According to the report, there’s a subtle but deadly partnership: invasive species and pathogens often move together. Rats spread parasites, ornamental plants carry fungi, mosquitoes are spread to new places. These hitchhikers exploit the same pathways as trade and tourism.

Invasive species are already ranked as the second-greatest global threat to world heritage sites, after climate change, and the report warns that biological invasions and infectious diseases are converging into a single crisis.

Without strong biosecurity and early detection, local outbreaks can snowball into continental epidemics.

Interdependence

The report calls attention to how disease outbreaks threaten local communities that depend on ecosystem services. Mangrove dieback in the Sundarbans undermines fisheries and coastal protection for millions.
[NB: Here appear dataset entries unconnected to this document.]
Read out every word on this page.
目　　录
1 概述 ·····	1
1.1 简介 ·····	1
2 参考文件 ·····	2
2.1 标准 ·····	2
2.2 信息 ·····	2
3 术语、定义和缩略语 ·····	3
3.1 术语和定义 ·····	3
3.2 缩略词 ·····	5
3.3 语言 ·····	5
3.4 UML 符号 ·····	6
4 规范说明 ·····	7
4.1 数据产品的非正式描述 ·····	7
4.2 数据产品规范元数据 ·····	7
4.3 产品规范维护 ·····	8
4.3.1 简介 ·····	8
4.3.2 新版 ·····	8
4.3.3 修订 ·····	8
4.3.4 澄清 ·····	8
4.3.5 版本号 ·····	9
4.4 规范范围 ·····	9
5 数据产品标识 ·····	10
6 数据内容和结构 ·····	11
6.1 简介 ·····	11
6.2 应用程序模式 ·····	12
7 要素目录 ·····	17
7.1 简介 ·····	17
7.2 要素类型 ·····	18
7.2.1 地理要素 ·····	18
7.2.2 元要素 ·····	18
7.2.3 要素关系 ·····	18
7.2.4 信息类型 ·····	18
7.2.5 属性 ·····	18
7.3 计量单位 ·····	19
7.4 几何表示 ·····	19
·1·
Coral diseases linked to warming seas endanger livelihoods in island nations.

The interdependence of species outlined in the “Once Health” concept argues that the health of people, animals, and ecosystems is inseparable.

Tourism, while economically vital, is also a vector for disease transmission. It highlights that tourism-related activities can cause the spread of invasive alien species and pathogens, especially in island ecosystems.

Science and surveillance to tackle fast-spreading diseases

The IUCN admits that disease monitoring remains incomplete, and assessments rely on patchy information. The report calls for standardised health monitoring across all heritage areas: sampling water and soil for pathogens, recording wildlife mortality, sharing genomic data internationally. It suggests weather forecasting could predict outbreaks months ahead.

In the end, the IUCN’s warning is not about any specific microbe but about the conditions that led them to thrive. Habitat loss, global trade, fragmented governance, these are the real culprits or vectors. Pathogens only exploit the cracks we leave open.

The pathogen surge isn’t just a biological problem; it’s humanity’s fragmented relationship with the natural world. Deforestation, trade, and carbon emissions aren’t separate crises, they’re interconnected, making both people and ecosystems more vulnerable to disease.

Dr Aguilar writes:

The decisions being made today by governments, corporate leaders, and consumers will determine whether we can reverse global biodiversity loss – or experience a catastrophic collapse of our biosphere.